It's been a historic week for the St. Louis Blues: On Wed., May 29, the team claimed its first Stanley Cup finals victory. That's not the only history we'd like to observe this week, however.
Before the Blues topped the Bruins in overtime on Wednesday, fans in Boston were already getting a little roiled. On Mon., May 27, Boston Globe food writer and restaurant critic Devra First wrote a biting review of classic St. Louis eats, deriding our square-cut, Provel-topped pizza and even the most sacred of snacks, toasted ravioli. We're not here to sling mud, though – instead, we'd rather share some hard facts about what our two cities have in common.
Today, The Boston Beer Co., which produces Samuel Adams beer, is synonymous with Beantown. Yet when Jim Koch co-founded the brewery in 1984, he developed the brand's signature Boston Lager using a recipe handed down from his great-great-grandfather, Louis Koch, a St. Louis brewer.
That's right, Bruins fans: You can thank Louis Koch, founder of the long-shuttered Koch and Feldkamp Brewery in St. Louis, for your Boston Lager.
For a more thorough account, we turned to St. Louis historian Cameron Collins' impeccably researched and endlessly fascinating blog, Distilled History:
"...Most people today are familiar with the 'Boston Lager,' known as Samuel Adams. It’s available just about everywhere, including Big Daddy’s Bar, which occupies the building that used to be the offices of the Koch and Feldkamp Brewery. Sam Adams is on tap there (it’s what I ordered), and it’s easy to understand why. The St. Louis brewer Louis Koch created it there over 140 years ago.
That’s right. Samuel Adams is the 'Boston Lager,' but it’s a St. Louis recipe. ... Back in the 1970s, Louis Koch’s great-great-grandson Jim Koch found the recipe in a trunk in his father’s attic. He resurrected it, launched a fledgling brewery with it, and the rest is brewing history.
But like so much else, it’s St. Louis brewing history."
When reached by phone this afternoon, Collins says he's happy that the story is finally reaching a wider audience.

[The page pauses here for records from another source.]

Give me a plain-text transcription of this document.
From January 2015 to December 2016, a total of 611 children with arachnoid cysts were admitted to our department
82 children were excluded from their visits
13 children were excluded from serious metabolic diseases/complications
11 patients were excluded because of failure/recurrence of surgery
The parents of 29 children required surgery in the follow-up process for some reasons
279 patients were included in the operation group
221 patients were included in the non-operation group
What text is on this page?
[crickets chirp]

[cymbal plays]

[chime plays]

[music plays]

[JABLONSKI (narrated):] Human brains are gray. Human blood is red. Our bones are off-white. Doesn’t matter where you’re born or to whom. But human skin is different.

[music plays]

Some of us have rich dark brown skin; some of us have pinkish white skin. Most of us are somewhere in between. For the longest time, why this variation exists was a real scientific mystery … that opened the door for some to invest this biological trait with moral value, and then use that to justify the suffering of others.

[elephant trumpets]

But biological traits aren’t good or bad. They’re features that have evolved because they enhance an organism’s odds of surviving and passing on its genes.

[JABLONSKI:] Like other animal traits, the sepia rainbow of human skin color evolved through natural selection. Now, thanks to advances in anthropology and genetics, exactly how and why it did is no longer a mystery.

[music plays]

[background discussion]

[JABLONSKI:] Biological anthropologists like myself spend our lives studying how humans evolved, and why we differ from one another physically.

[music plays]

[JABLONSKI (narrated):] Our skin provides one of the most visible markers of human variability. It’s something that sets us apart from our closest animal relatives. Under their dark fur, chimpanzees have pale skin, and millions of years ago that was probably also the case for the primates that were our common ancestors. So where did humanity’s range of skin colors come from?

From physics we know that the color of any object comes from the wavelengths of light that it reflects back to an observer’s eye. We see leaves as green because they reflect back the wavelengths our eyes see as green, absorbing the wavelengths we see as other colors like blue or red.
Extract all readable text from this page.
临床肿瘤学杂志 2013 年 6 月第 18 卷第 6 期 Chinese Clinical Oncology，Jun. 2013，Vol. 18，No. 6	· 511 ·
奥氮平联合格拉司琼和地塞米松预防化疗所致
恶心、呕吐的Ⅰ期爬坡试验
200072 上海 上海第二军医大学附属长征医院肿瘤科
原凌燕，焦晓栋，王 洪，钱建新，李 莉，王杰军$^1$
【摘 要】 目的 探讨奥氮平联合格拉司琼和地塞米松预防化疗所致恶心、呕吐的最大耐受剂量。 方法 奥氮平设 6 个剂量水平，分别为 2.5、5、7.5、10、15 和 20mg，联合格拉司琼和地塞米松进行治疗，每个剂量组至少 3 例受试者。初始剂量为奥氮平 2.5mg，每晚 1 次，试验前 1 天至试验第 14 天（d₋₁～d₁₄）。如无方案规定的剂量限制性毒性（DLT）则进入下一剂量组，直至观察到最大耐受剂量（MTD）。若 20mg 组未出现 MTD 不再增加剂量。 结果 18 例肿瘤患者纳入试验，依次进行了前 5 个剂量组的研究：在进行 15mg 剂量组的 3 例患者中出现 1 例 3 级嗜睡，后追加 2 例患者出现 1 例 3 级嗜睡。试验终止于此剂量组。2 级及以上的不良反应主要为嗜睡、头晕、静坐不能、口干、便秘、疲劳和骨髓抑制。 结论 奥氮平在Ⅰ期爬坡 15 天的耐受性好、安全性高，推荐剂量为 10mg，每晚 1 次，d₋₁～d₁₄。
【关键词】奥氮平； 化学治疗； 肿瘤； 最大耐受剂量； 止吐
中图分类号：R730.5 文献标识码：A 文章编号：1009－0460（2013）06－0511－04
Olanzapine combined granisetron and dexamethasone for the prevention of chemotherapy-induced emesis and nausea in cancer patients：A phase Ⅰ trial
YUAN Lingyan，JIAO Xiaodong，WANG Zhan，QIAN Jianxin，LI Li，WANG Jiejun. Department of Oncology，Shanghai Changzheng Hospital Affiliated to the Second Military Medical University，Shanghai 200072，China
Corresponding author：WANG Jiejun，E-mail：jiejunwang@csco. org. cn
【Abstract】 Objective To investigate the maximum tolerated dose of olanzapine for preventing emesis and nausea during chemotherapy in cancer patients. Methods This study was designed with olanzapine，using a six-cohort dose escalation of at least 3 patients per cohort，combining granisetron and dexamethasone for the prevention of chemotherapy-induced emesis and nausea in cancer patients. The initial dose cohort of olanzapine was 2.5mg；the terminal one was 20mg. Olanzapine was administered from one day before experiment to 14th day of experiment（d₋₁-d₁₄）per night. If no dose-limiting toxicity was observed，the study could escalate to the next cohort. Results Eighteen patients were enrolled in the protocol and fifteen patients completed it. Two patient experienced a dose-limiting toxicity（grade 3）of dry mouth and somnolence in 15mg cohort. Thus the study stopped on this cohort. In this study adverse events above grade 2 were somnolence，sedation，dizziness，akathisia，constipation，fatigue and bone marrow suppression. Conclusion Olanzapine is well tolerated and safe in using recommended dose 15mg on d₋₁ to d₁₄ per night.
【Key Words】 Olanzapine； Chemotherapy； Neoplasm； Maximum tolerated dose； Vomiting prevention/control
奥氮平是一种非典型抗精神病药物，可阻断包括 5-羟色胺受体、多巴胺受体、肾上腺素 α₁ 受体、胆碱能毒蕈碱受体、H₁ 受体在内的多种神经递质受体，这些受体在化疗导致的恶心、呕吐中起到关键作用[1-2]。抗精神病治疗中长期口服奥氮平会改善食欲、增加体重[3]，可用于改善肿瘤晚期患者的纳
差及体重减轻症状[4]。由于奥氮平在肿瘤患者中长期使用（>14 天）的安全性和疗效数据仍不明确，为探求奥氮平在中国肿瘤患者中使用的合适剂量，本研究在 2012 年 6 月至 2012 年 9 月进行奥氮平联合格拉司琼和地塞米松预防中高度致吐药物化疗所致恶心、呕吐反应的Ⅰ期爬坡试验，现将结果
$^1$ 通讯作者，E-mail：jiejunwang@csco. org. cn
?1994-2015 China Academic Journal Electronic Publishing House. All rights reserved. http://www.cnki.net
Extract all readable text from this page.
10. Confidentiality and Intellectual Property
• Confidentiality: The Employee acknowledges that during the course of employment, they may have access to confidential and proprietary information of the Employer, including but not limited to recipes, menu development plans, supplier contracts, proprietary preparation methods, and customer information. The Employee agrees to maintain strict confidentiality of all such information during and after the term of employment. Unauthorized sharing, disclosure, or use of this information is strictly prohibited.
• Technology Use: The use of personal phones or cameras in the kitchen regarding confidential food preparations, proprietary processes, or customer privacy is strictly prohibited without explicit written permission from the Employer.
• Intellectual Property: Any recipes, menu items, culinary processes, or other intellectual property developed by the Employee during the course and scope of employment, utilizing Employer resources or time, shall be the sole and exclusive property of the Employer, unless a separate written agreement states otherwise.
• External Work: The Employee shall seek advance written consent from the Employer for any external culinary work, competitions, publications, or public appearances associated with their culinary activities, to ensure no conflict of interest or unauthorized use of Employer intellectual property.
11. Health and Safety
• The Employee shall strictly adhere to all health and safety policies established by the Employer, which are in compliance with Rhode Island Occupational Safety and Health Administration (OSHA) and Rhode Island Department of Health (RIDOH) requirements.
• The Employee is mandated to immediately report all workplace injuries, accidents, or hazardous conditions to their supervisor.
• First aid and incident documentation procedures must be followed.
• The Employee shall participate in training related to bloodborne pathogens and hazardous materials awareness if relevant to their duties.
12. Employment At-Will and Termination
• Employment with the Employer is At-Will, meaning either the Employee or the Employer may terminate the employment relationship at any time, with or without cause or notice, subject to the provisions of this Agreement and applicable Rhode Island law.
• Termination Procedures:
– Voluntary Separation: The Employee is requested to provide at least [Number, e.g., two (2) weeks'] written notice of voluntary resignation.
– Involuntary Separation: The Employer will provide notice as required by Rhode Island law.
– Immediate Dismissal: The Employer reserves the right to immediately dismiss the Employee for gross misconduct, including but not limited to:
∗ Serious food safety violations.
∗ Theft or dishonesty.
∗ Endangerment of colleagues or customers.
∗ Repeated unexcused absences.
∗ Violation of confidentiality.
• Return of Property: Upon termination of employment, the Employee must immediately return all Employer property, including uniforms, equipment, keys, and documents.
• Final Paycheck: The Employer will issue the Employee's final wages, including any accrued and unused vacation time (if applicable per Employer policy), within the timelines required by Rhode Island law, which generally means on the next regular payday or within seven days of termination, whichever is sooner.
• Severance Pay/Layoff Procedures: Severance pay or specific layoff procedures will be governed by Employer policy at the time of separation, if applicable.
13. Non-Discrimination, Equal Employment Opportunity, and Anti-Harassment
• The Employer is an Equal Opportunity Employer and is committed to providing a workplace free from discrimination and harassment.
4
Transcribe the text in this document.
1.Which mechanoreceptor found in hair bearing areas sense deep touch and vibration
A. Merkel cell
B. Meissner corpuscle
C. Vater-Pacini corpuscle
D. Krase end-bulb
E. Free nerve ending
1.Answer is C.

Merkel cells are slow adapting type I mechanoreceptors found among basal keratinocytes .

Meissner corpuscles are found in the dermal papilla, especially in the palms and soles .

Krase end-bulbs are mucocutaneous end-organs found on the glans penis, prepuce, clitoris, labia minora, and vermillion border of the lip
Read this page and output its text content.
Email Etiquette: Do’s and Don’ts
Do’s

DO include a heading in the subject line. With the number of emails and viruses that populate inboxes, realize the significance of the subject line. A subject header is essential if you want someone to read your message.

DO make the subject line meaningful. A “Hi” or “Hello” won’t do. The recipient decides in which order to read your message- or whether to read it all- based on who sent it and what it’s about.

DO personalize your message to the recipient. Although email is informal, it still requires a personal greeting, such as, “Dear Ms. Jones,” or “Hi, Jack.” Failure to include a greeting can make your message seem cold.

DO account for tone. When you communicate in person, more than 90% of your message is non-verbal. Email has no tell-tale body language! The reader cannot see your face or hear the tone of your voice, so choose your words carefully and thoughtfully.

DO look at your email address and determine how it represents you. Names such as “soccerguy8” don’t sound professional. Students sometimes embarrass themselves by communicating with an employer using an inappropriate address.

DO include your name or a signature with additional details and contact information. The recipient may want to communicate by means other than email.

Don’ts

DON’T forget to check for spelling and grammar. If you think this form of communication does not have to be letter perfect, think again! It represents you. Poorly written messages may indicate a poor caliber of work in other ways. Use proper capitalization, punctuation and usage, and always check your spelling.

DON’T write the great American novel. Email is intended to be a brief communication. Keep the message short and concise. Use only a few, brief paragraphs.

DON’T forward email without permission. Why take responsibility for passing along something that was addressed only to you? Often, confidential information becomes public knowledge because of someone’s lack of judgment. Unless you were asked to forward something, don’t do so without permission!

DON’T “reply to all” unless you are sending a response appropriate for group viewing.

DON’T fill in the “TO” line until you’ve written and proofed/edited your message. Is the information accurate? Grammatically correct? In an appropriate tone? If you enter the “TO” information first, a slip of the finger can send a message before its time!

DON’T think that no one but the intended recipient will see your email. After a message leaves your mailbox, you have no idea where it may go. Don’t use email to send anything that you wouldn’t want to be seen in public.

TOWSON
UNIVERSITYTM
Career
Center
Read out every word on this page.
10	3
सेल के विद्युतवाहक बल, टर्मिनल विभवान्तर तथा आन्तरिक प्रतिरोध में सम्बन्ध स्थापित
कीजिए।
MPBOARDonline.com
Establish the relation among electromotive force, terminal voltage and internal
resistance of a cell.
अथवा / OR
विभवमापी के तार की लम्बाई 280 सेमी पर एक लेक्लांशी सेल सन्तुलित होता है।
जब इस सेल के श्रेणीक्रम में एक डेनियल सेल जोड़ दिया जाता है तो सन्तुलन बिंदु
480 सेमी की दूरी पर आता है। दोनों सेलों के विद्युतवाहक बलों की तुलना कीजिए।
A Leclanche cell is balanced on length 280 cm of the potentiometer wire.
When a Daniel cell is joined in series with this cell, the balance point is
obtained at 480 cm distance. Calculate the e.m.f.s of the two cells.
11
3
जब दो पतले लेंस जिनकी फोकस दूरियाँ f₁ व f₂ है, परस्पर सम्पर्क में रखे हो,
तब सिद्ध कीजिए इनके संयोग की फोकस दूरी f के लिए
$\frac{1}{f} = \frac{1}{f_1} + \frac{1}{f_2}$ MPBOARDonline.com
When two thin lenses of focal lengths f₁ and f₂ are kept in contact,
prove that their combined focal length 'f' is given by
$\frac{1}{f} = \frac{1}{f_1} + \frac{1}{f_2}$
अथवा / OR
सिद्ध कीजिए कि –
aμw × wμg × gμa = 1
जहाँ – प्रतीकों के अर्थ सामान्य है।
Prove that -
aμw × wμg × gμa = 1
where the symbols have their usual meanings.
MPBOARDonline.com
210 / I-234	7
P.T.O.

"It's funny – I gave a presentation last night and threw out that fact, and of course it was great because nobody knew it, and it's a great clapback at Boston and promotes the Blues and everything," Collins says with a laugh. "I initially heard the story from Andrew Weil, the executive director of Landmarks Association; he and I used to do beer tours together, and on tours, we would drive to Big Daddy's, a south St. Louis bar, and that's where we'd tell the story. It was once the headquarters, or the office building, for the Koch and Feldkamp Brewery, which was located right in the area; the Koch and Feldkamp Brewery didn't make it through Prohibition. And then sometime in the 1970s, [Louis Koch's] great-great-grandson Jim Koch found the recipe for his beer that was brewed in St. Louis; the real story is that it's actually a St. Louis lager."
So there you have it, St. Louis: As if you needed more proof that the Gateway City dominates the beer scene, we're also responsible for Samuel Adams' Boston Lager. And you know what else we're going to dominate? Taking home the Stanley Cup. #LGB!
Editor's Note: This post was updated at 2:45 p.m. with comment from Cameron Collins of Distilled History.